En visite à Kinshasa, capitale de la RD-Congo, Johan Borgstam a réaffirmé la position de l’Union européenne -UE- sur le conflit qui secoue la Région des Grands lacs. Au cours d’un point de presse, mercredi 5 mars 2025 à Kinshasa, sanctionnant sa visite au Rwanda et en RD-Congo, le représentant spécial de l’Union européenne pour la Région des Grands lacs a plaidé pour l’ouverture des couloirs humanitaires afin d’apporter une aide aux populations RD-congolaises dans les zones sous contrôle du M23. «L’Union européenne s’emploie à voir comment assister la RD-Congo sur le plan humanitaire. Il faut autoriser l’accès aux humanitaires dans les zones sous contrôle du M23. Nous avons sollicité l’ouverture des couloirs humanitaires et négocier la cessation des conflits», a-t-il déclaré.

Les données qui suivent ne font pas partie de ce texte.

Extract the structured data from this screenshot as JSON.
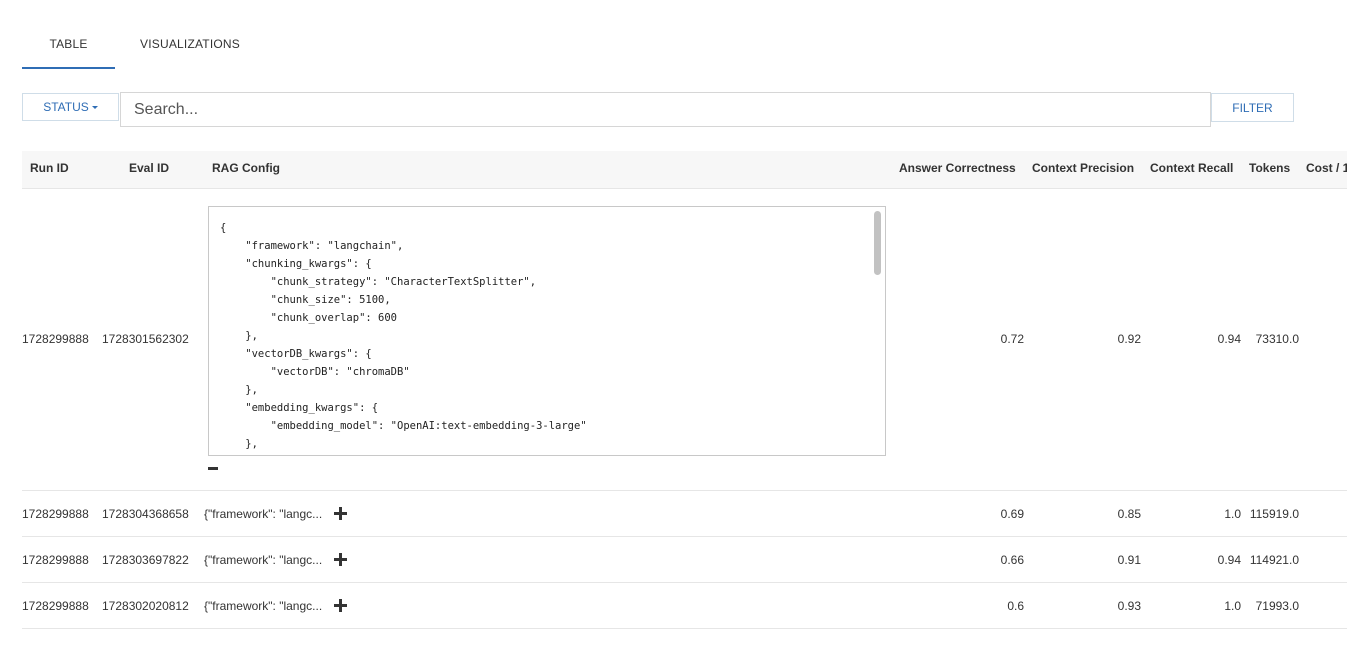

Pour lui, les ingérences du Rwanda dans les affaires en RD-Congo constituent une violation du territoire RD-congolais. Ainsi, il a exigé au pays de Kagame d’arrêter d’apporter son assistance militaire et logistique au M23. «Le message que nous avons transmis au gouvernement rwandais concerne la position de l’Union européenne sur tout ce qui se passe dans la Région des Grands lacs. Les ingérences du Rwanda en RD-Congo constituent une violation du territoire RD-congolais. Les forces rwandaises se trouvent sur le sol RD-congolais et doivent rentrer chez eux. Le Rwanda doit aussi cesser d’apporter son assistance militaire et logistique au M23», a-t-il souligné.
La solution politique
Le représentant spécial de l’Union européenne pour la Région des Grands lacs, Johan Borgstam, a souligné qu’il n’y a pas de solution militaire au conflit en RD-Congo, il faut plutôt «une solution politique». Ainsi, il a exhorté Kinshasa et Kigali à se mettre autour d’une table pour désamorcer la crise. L’ambassadeur Johan Borgstam a préconisé que ces négociations doivent être encadrées par les organisations régionales.

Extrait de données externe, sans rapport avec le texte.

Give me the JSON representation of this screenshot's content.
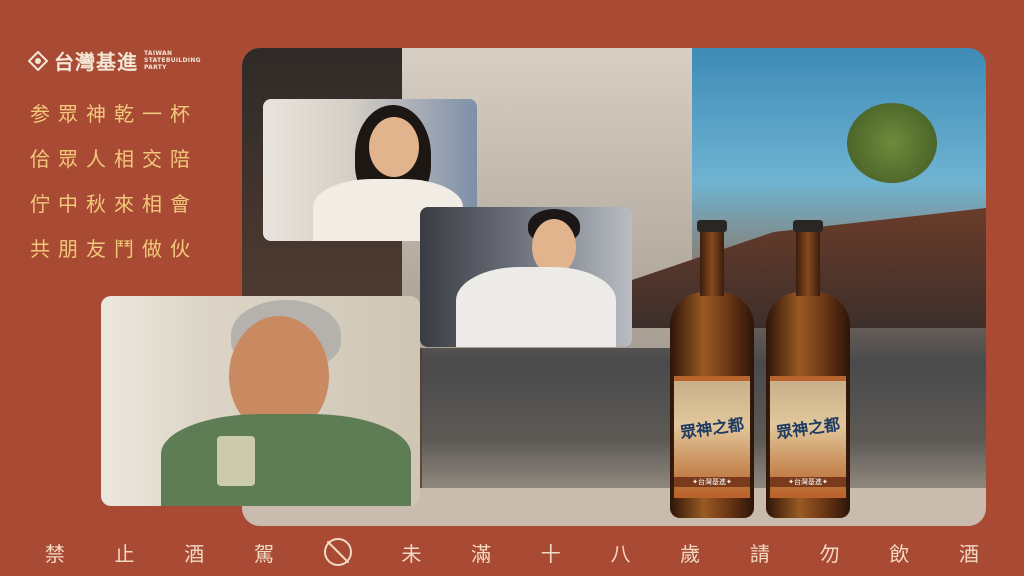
{
  "logo": {
    "title": "台灣基進",
    "subtitle_lines": [
      "TAIWAN",
      "STATEBUILDING",
      "PARTY"
    ]
  },
  "poem": {
    "lines": [
      "参眾神乾一杯",
      "佮眾人相交陪",
      "佇中秋來相會",
      "共朋友鬥做伙"
    ]
  },
  "bottles": [
    {
      "label": "眾神之都",
      "brand": "✦台灣基進✦"
    },
    {
      "label": "眾神之都",
      "brand": "✦台灣基進✦"
    }
  ],
  "footer": {
    "left_chars": [
      "禁",
      "止",
      "酒",
      "駕"
    ],
    "icon": "no-drinking-icon",
    "right_chars": [
      "未",
      "滿",
      "十",
      "八",
      "歲",
      "請",
      "勿",
      "飲",
      "酒"
    ]
  },
  "colors": {
    "background": "#A94A35",
    "poem_text": "#F2C87A",
    "footer_text": "#F2D9C2"
  }
}
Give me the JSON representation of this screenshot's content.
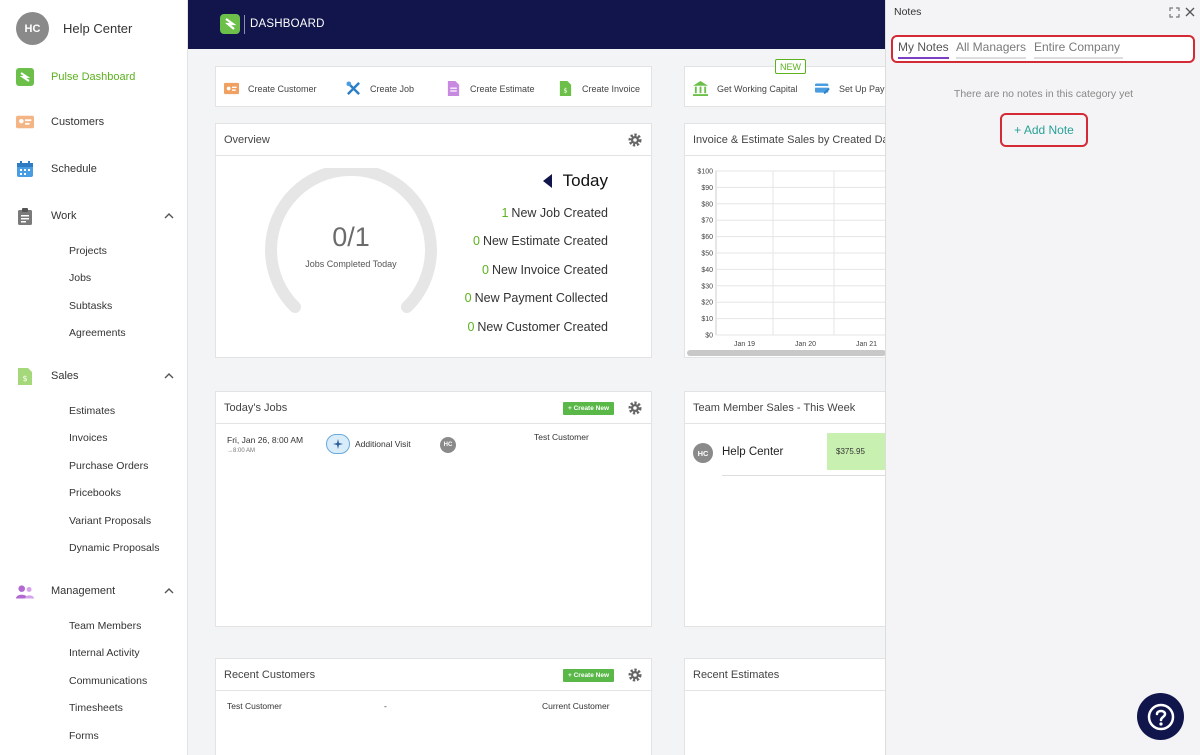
{
  "sidebar": {
    "avatar_initials": "HC",
    "brand_label": "Help Center",
    "items": [
      {
        "label": "Pulse Dashboard"
      },
      {
        "label": "Customers"
      },
      {
        "label": "Schedule"
      },
      {
        "label": "Work",
        "children": [
          "Projects",
          "Jobs",
          "Subtasks",
          "Agreements"
        ]
      },
      {
        "label": "Sales",
        "children": [
          "Estimates",
          "Invoices",
          "Purchase Orders",
          "Pricebooks",
          "Variant Proposals",
          "Dynamic Proposals"
        ]
      },
      {
        "label": "Management",
        "children": [
          "Team Members",
          "Internal Activity",
          "Communications",
          "Timesheets",
          "Forms"
        ]
      }
    ]
  },
  "header": {
    "title": "DASHBOARD"
  },
  "quick_actions": [
    "Create Customer",
    "Create Job",
    "Create Estimate",
    "Create Invoice"
  ],
  "quick_actions_2": {
    "new_badge": "NEW",
    "items": [
      "Get Working Capital",
      "Set Up Pay"
    ]
  },
  "overview": {
    "title": "Overview",
    "gauge_value": "0/1",
    "gauge_label": "Jobs Completed Today",
    "period_label": "Today",
    "stats": [
      {
        "count": "1",
        "label": "New Job Created"
      },
      {
        "count": "0",
        "label": "New Estimate Created"
      },
      {
        "count": "0",
        "label": "New Invoice Created"
      },
      {
        "count": "0",
        "label": "New Payment Collected"
      },
      {
        "count": "0",
        "label": "New Customer Created"
      }
    ]
  },
  "sales_chart": {
    "title": "Invoice & Estimate Sales by Created Da"
  },
  "chart_data": {
    "type": "bar",
    "title": "Invoice & Estimate Sales by Created Da",
    "categories": [
      "Jan 19",
      "Jan 20",
      "Jan 21"
    ],
    "values": [
      0,
      0,
      0
    ],
    "y_ticks": [
      "$100",
      "$90",
      "$80",
      "$70",
      "$60",
      "$50",
      "$40",
      "$30",
      "$20",
      "$10",
      "$0"
    ],
    "ylim": [
      0,
      100
    ],
    "grid": true
  },
  "todays_jobs": {
    "title": "Today's Jobs",
    "create_label": "+ Create New",
    "rows": [
      {
        "datetime": "Fri, Jan 26, 8:00 AM",
        "end_time": "→8:00 AM",
        "type": "Additional Visit",
        "tech_initials": "HC",
        "customer": "Test Customer"
      }
    ]
  },
  "team_sales": {
    "title": "Team Member Sales - This Week",
    "rows": [
      {
        "initials": "HC",
        "name": "Help Center",
        "amount": "$375.95"
      }
    ]
  },
  "recent_customers": {
    "title": "Recent Customers",
    "create_label": "+ Create New",
    "rows": [
      {
        "name": "Test Customer",
        "col2": "-",
        "status": "Current Customer"
      }
    ]
  },
  "recent_estimates": {
    "title": "Recent Estimates"
  },
  "notes": {
    "title": "Notes",
    "tabs": [
      "My Notes",
      "All Managers",
      "Entire Company"
    ],
    "empty_text": "There are no notes in this category yet",
    "add_label": "+ Add Note"
  },
  "colors": {
    "accent_green": "#5cb11e",
    "header_navy": "#11154c",
    "highlight_red": "#d42a35",
    "teal": "#2aa198"
  }
}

Accompagnant le représentant spécial de l’Union européenne pour la Région des Grands lacs, l’ambassadeur de la délégation de l’Union européenne en RD-Congo, Berlanga Martines Nicolas, a, dans son intervention, souligné que l’accord d’entente signé entre l’UE et le Rwanda sur les matières stratégiques ne revêt pas un caractère juridique. C’est pour la 4eme fois que le représentant spécial de l’Union européenne dans les Grands lacs est en visite en RD-Congo. Durant ces trois jours, soit du 2 au 5 mars, il a rencontré le Président RD-congolais Félix-Antoine Tshisekedi, la Première ministre Judith Suminwa, la ministre d’Etat en charge des Affaires étrangères, l’opposant Martin Fayulu et les représentants des caucus des députés du Nord-Kivu et Sud-Kivu.